The current Czech manslaughter trial of Randy Blythe has been delayed until March 4 at the request of the Lamb of God singer and his defense team, according to WTVR. During Day 3 of the trial today (Feb. 6), Blythe asked for the delay to accommodate a sick witness who couldn't make it to court this week. Following one more day in court tomorrow to allow another witness to testify, Blythe is expected to return to the United States until the trial resumes.

Blythe stands accused of tossing a 19-year-old fan named Daniel Nosek from the stage during a 2010 Lamb of God show. The young man later died from head injuries he sustained at the concert. In earlier testimony, Blythe admitted to physically restraining another concertgoer, Milan Poranek, during the show but insisted that he never came into contact with Daniel Nosek.

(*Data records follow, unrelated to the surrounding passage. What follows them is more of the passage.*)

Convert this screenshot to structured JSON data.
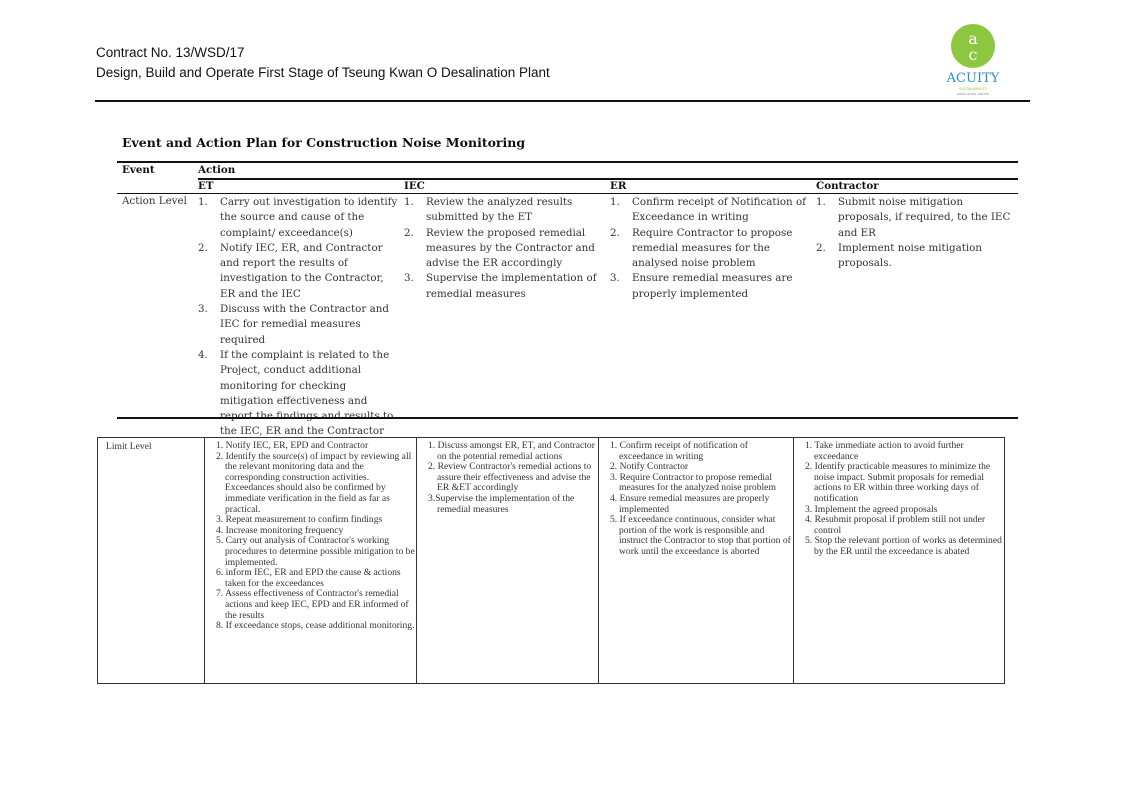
{
  "header": {
    "contract": "Contract No. 13/WSD/17",
    "project": "Design, Build and Operate First Stage of Tseung Kwan O Desalination Plant",
    "logo_text": "ACUITY",
    "logo_sub": "SUSTAINABILITY CONSULTING LIMITED",
    "logo_color": "#8dc63f"
  },
  "title": "Event and Action Plan for Construction Noise Monitoring",
  "table1": {
    "event_header": "Event",
    "action_header": "Action",
    "columns": [
      "ET",
      "IEC",
      "ER",
      "Contractor"
    ],
    "row_label": "Action Level",
    "cells": [
      [
        "Carry out investigation to identify the source and cause of the complaint/ exceedance(s)",
        "Notify IEC, ER, and Contractor and report the results of investigation to the Contractor, ER and the IEC",
        "Discuss with the Contractor and IEC for remedial measures required",
        "If the complaint is related to the Project, conduct additional monitoring for checking mitigation effectiveness and report the findings and results to the IEC, ER and the Contractor"
      ],
      [
        "Review the analyzed results submitted by the ET",
        "Review the proposed remedial measures by the Contractor and advise the ER accordingly",
        "Supervise the implementation of remedial measures"
      ],
      [
        "Confirm receipt of Notification of Exceedance in writing",
        "Require Contractor to propose remedial measures for the analysed noise problem",
        "Ensure remedial measures are properly implemented"
      ],
      [
        "Submit noise mitigation proposals, if required, to the IEC and ER",
        "Implement noise mitigation proposals."
      ]
    ]
  },
  "table2": {
    "row_label": "Limit Level",
    "cells": [
      [
        "1. Notify IEC, ER, EPD and Contractor",
        "2. Identify the source(s) of impact by reviewing all the relevant monitoring data and the corresponding construction activities. Exceedances should also be confirmed by immediate verification in the field as far as practical.",
        "3. Repeat measurement to confirm findings",
        "4. Increase monitoring frequency",
        "5. Carry out analysis of Contractor's working procedures to determine possible mitigation to be implemented.",
        "6. inform IEC, ER and EPD the cause & actions taken for the exceedances",
        "7. Assess effectiveness of Contractor's remedial actions and keep IEC, EPD and ER informed of the results",
        "8. If exceedance stops, cease additional monitoring."
      ],
      [
        "1. Discuss amongst ER, ET, and Contractor on the potential remedial actions",
        "2. Review Contractor's remedial actions to assure their effectiveness and advise the ER &ET accordingly",
        "3.Supervise the implementation of the remedial measures"
      ],
      [
        "1. Confirm receipt of notification of exceedance in writing",
        "2. Notify Contractor",
        "3. Require Contractor to propose remedial measures for the analyzed noise problem",
        "4. Ensure remedial measures are properly implemented",
        "5. If exceedance continuous, consider what portion of the work is responsible and instruct the Contractor to stop that portion of work until the exceedance is aborted"
      ],
      [
        "1. Take immediate action to avoid further exceedance",
        "2. Identify practicable measures to minimize the noise impact.  Submit proposals for remedial actions to ER within three working days of notification",
        "3. Implement the agreed proposals",
        "4. Resubmit proposal if problem still not under control",
        "5. Stop the relevant portion of works as determined by the ER until the exceedance is abated"
      ]
    ]
  }
}
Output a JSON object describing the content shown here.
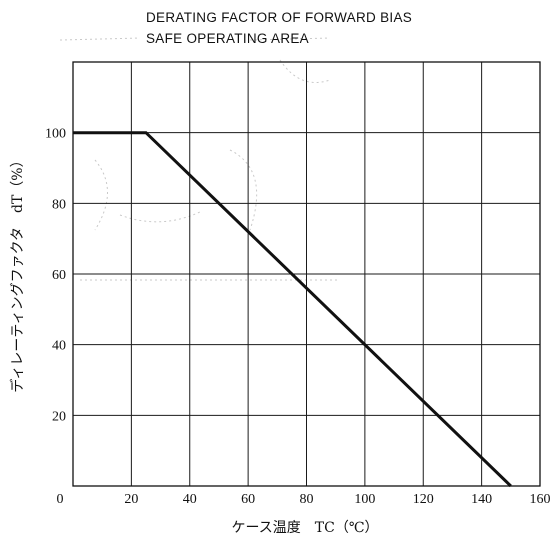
{
  "chart_data": {
    "type": "line",
    "title_lines": [
      "DERATING FACTOR OF FORWARD BIAS",
      "SAFE OPERATING AREA"
    ],
    "xlabel": "ケース温度　TC（℃）",
    "ylabel": "ディレーティングファクタ　dT（%）",
    "xlim": [
      0,
      160
    ],
    "ylim": [
      0,
      120
    ],
    "xticks": [
      0,
      20,
      40,
      60,
      80,
      100,
      120,
      140,
      160
    ],
    "yticks": [
      20,
      40,
      60,
      80,
      100
    ],
    "grid": true,
    "series": [
      {
        "x": [
          0,
          25,
          150
        ],
        "y": [
          100,
          100,
          0
        ]
      }
    ]
  }
}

During today's testimony, Poranek admitted he was unruly and drunk during the concert, and that Blythe was in the right to restrain him. He also refuted accounts from the prosecution's witnesses that Blythe had choked him. "I wanted to stagedive and Blythe pulled me to the ground and held me there as I was very drunk," Poranek testified. "He did it because of the way I acted and he was right."

Keep in mind that the trial is about the late Daniel Nosek, not Milan Poranek. However, the latter's testimony could be crucial to the outcome of the case, as it details Blythe's behavior at the show.

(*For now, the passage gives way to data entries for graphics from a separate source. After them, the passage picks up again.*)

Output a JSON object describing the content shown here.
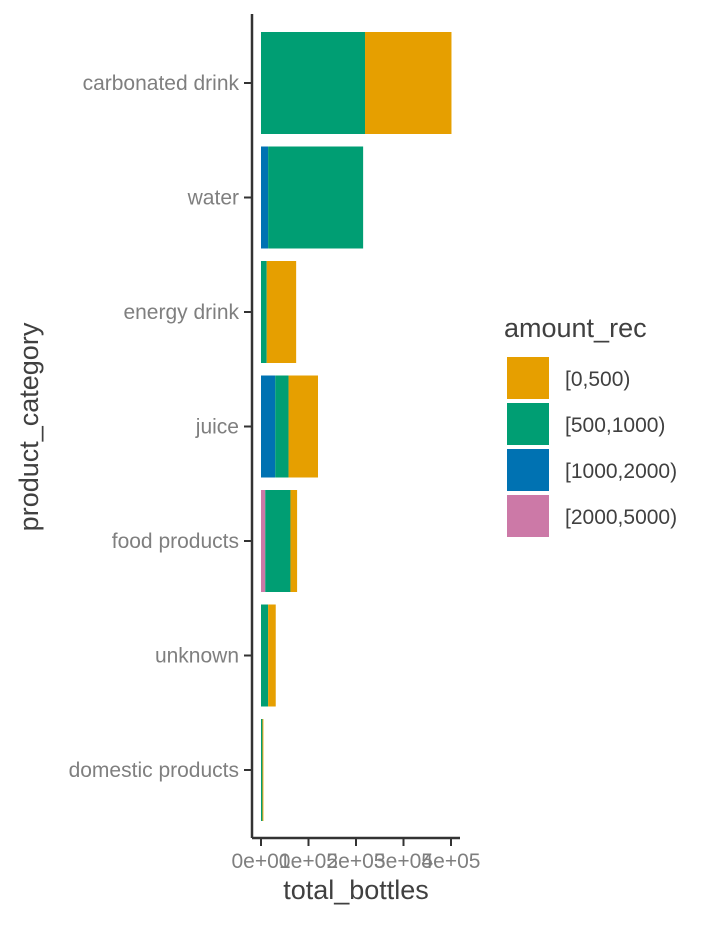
{
  "chart_data": {
    "type": "bar",
    "orientation": "horizontal",
    "stacked": true,
    "xlabel": "total_bottles",
    "ylabel": "product_category",
    "xlim": [
      0,
      420000
    ],
    "x_ticks": [
      0,
      100000,
      200000,
      300000,
      400000
    ],
    "x_tick_labels": [
      "0e+00",
      "1e+05",
      "2e+05",
      "3e+05",
      "4e+05"
    ],
    "categories": [
      "carbonated drink",
      "water",
      "energy drink",
      "juice",
      "food products",
      "unknown",
      "domestic products"
    ],
    "grid": false,
    "legend": {
      "title": "amount_rec",
      "position": "right",
      "entries": [
        {
          "label": "[0,500)",
          "color": "#E69F00"
        },
        {
          "label": "[500,1000)",
          "color": "#009E73"
        },
        {
          "label": "[1000,2000)",
          "color": "#0072B2"
        },
        {
          "label": "[2000,5000)",
          "color": "#CC79A7"
        }
      ]
    },
    "stack_order": [
      "[2000,5000)",
      "[1000,2000)",
      "[500,1000)",
      "[0,500)"
    ],
    "series": [
      {
        "name": "[0,500)",
        "color": "#E69F00",
        "values": [
          182000,
          0,
          62000,
          62000,
          14000,
          16000,
          2000
        ]
      },
      {
        "name": "[500,1000)",
        "color": "#009E73",
        "values": [
          219000,
          200000,
          12000,
          28000,
          53000,
          15000,
          3000
        ]
      },
      {
        "name": "[1000,2000)",
        "color": "#0072B2",
        "values": [
          0,
          15000,
          0,
          30000,
          0,
          0,
          0
        ]
      },
      {
        "name": "[2000,5000)",
        "color": "#CC79A7",
        "values": [
          0,
          0,
          0,
          0,
          9000,
          0,
          0
        ]
      }
    ]
  }
}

As we reported, Blythe took to his Instagram account yesterday to insist that several media reports about the trial were partially incorrect due to the complexities of translating the Czech language into English.

As mentioned above, while the trial has been delayed until March 4, there will be one more day of court tomorrow so an additional witness can testify. The trial had been scheduled to end this Friday, Feb. 8, but now Blythe will likely fly home to the United States, where he'll remain the next few weeks until heading back to the Czech Republic for the resumption of the trial.